In 1956 Chairman Mao declared a new openness in the Chinese Communist Party. He echoed the Soviet Party’s criticisms of Stalin and declared “Let a hundred flowers bloom.” It wasn’t long before criticism arrived. Wall-posters and speakers began to complain about the Party’s monopoly on power and compared life in China to being in prison.
After five months of “openness,” the trap closed. Mao ordered that criticism was forbidden. People who had spoken out were labeled “Rightists.” Denunciations began and Mao set an official quota of 10% of all intellectuals to be identified as Rightists. Many of those denounced became suicides, their families outcasts. Some were executed.
Mao’s cleverness was in letting his enemies self-identify themselves, saving him the cost of ferreting them out. He said, “How can we catch the snakes if we don’t let them out of their lairs?”1 Most of the people who fell into Mao’s trap were naïve. Courage also played a role, but one must note that speaking out ceased after the “hundred flowers” were plowed under.
In the economic theories prized by my academic colleagues, no one is naïve. Everyone is very clever. But the truth is that a large segment of the citizenry is naïve, innumerate, or subject to problems of self-control. Unprincipled competitors can, like Mao, exploit these human weaknesses, enriching themselves without benefit to society. And, the iron logic of competition may force other companies to follow suit.
I met Toby Walters when I was a consultant to and board member of the Bank Insurance Network, a company that was trying to distribute low-cost insurance through banks. Toby worked in Florida and sold life insurance via mail solicitations. In the direct-mail insurance business, a hit rate of 2 per 1000 was normal. That is, for every 1000 letters sent out, 2 of the recipients ended up buying. Toby’s company had an astounding hit rate of 50 per 1000, twenty-five times the industry norm. Toby’s company wasn’t huge, but it was very profitable. “How do you do this?” I asked.
Toby Walters explained that he bought lists of potential customers from banks like SunTrust. There was nothing special about that. Banks normally sell lists of their clients to marketers. The marketer pays one fee for a simple list of names and addresses, a higher fee to get their birthdays, and so on.
Toby then told me that he focused on customers who had bought credit-life insurance. We both knew what that meant. Credit-life insurance is sold by the bank as an optional add-on to a new consumer loan. The credit-life insurance policy pays off the loan if the borrower dies before the loan has been fully paid. The key is that credit life is a guaranteed issue policy—there is no health checkup. If you are under 60 it is automatically granted. The catch is that it is very expensive, much more expensive than normal term life insurance. Unless you are terminally ill, it doesn’t pay to buy credit-life insurance. So, the people buying it were self-identified as either very ill or naive.
Toby continued:
I buy a list of credit-life customers and their loan paid-up dates. These are people who have already shown their interest in life insurance. I wait until a month before the paid-up date and then send a letter. It says “Your life-insurance is about to expire. Re-insure now.
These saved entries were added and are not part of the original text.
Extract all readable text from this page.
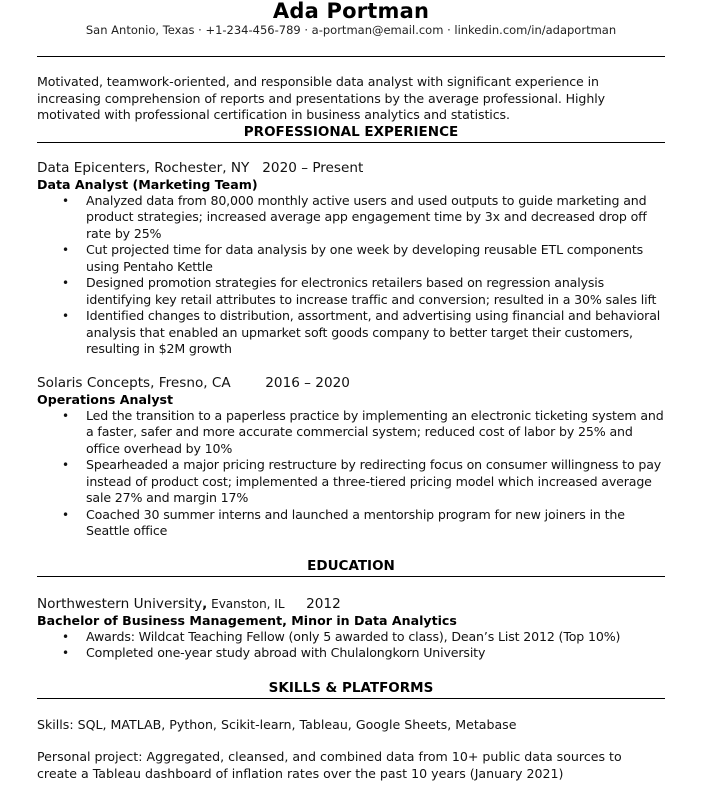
Ada Portman
San Antonio, Texas · +1-234-456-789 · a-portman@email.com · linkedin.com/in/adaportman
Motivated, teamwork-oriented, and responsible data analyst with significant experience in increasing comprehension of reports and presentations by the average professional. Highly motivated with professional certification in business analytics and statistics.
PROFESSIONAL EXPERIENCE
Data Epicenters, Rochester, NY   2020 – Present
Data Analyst (Marketing Team)
• Analyzed data from 80,000 monthly active users and used outputs to guide marketing and product strategies; increased average app engagement time by 3x and decreased drop off rate by 25%
• Cut projected time for data analysis by one week by developing reusable ETL components using Pentaho Kettle
• Designed promotion strategies for electronics retailers based on regression analysis identifying key retail attributes to increase traffic and conversion; resulted in a 30% sales lift
• Identified changes to distribution, assortment, and advertising using financial and behavioral analysis that enabled an upmarket soft goods company to better target their customers, resulting in $2M growth
Solaris Concepts, Fresno, CA        2016 – 2020
Operations Analyst
• Led the transition to a paperless practice by implementing an electronic ticketing system and a faster, safer and more accurate commercial system; reduced cost of labor by 25% and office overhead by 10%
• Spearheaded a major pricing restructure by redirecting focus on consumer willingness to pay instead of product cost; implemented a three-tiered pricing model which increased average sale 27% and margin 17%
• Coached 30 summer interns and launched a mentorship program for new joiners in the Seattle office
EDUCATION
Northwestern University, Evanston, IL     2012
Bachelor of Business Management, Minor in Data Analytics
• Awards: Wildcat Teaching Fellow (only 5 awarded to class), Dean’s List 2012 (Top 10%)
• Completed one-year study abroad with Chulalongkorn University
SKILLS & PLATFORMS
Skills: SQL, MATLAB, Python, Scikit-learn, Tableau, Google Sheets, Metabase
Personal project: Aggregated, cleansed, and combined data from 10+ public data sources to create a Tableau dashboard of inflation rates over the past 10 years (January 2021)
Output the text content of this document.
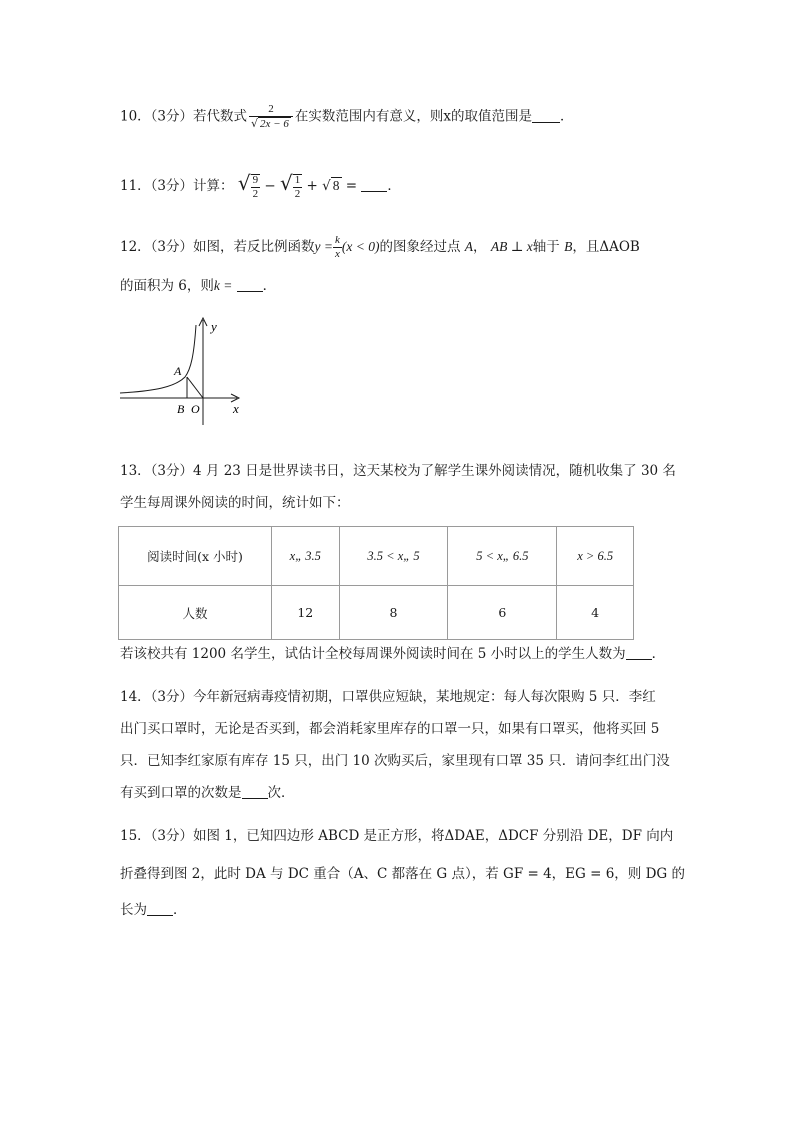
10．（3分）若代数式 $\frac{2}{√ 2x - 6}$ 在实数范围内有意义，则x的取值范围是 ．
11．（3分）计算： √ $\frac{9}{2}$ − √ $\frac{1}{2}$ + √ 8 = ．
12．（3分）如图，若反比例函数$y = \frac{k}{x} (x < 0)$的图象经过点 A， AB ⊥ x轴于 B，且ΔAOB
的面积为 6，则k = ．
y
A
B O	x
13．（3分）4 月 23 日是世界读书日，这天某校为了解学生课外阅读情况，随机收集了 30 名
学生每周课外阅读的时间，统计如下：
阅读时间(x 小时)	x„ 3.5	3.5 < x„ 5	5 < x„ 6.5	x > 6.5
人数	12	8	6	4
若该校共有 1200 名学生，试估计全校每周课外阅读时间在 5 小时以上的学生人数为 ．
14．（3分）今年新冠病毒疫情初期，口罩供应短缺，某地规定：每人每次限购 5 只．李红
出门买口罩时，无论是否买到，都会消耗家里库存的口罩一只，如果有口罩买，他将买回 5
只．已知李红家原有库存 15 只，出门 10 次购买后，家里现有口罩 35 只．请问李红出门没
有买到口罩的次数是 次．
15．（3分）如图 1，已知四边形 ABCD 是正方形，将ΔDAE，ΔDCF 分别沿 DE，DF 向内
折叠得到图 2，此时 DA 与 DC 重合（A、C 都落在 G 点），若 GF = 4，EG = 6，则 DG 的
长为 ．
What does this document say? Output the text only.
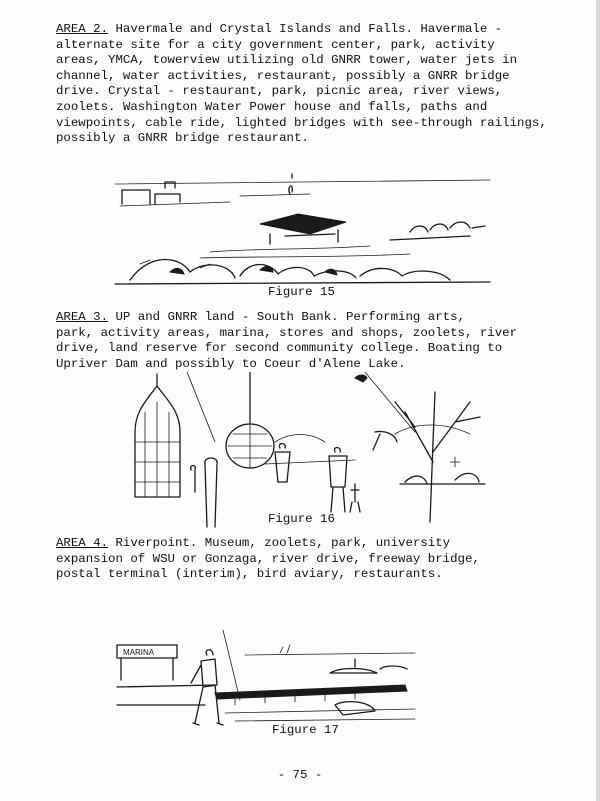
AREA 2. Havermale and Crystal Islands and Falls. Havermale -
alternate site for a city government center, park, activity
areas, YMCA, towerview utilizing old GNRR tower, water jets in
channel, water activities, restaurant, possibly a GNRR bridge
drive. Crystal - restaurant, park, picnic area, river views,
zoolets. Washington Water Power house and falls, paths and
viewpoints, cable ride, lighted bridges with see-through railings,
possibly a GNRR bridge restaurant.
Figure 15
AREA 3. UP and GNRR land - South Bank. Performing arts,
park, activity areas, marina, stores and shops, zoolets, river
drive, land reserve for second community college. Boating to
Upriver Dam and possibly to Coeur d'Alene Lake.
Figure 16
AREA 4. Riverpoint. Museum, zoolets, park, university
expansion of WSU or Gonzaga, river drive, freeway bridge,
postal terminal (interim), bird aviary, restaurants.
MARINA
Figure 17
- 75 -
Toby knew his product was overpriced, but he only marketed to people who had already signaled their interest in buying insurance combined with a lack of sophistication about price. Like the speakers at Mao’s “hundred flowers” seminars, Toby’s customers had self-identified themselves as targets and Toby exploited that fact.
More generally, there are sellers who routinely exploit buyers’ lack of knowledge, their inertia, and their lack of self-control. You will find them in industries ranging from pay-day loans and low teaser-rate mortgages to tobacco and crack cocaine. It is part of the dark side of freedom and business.
I am reminded of human weakness every time my cell phone rings with some person or recording telling me that “the social security office needs information” or that someone has just bought an Apple iPad for me and delivery information is required. These calls would not happen if there were not people credulous enough to respond.
Other examples are the growing problems of drug and Internet addictions. Both have been amplified by lowered prices and ease of access. In both cases, once the unwary person signals their interest in the product the trap closes, and other sources of joy, spirit, and ideas are neglected. In the case of social media, the feedback loop between what is seen and what is then presented explains at least a part of the current balkanization of society. I would love to suggest a simple policy remedy for these social dysfunctions. But I suspect that the ultimate answer is the traditional one—-a society must seek more for its children than that they “be happy” or “be successful.” The young need to be taught to see and resist certain temptations.
Mao, Center for Chinese Research Materials, Vol. 1, pp 190-232, quoted by Jung Chang and Jon Halliday, Mao: The Unknown Story, London: Vintage, 2006, p. 509.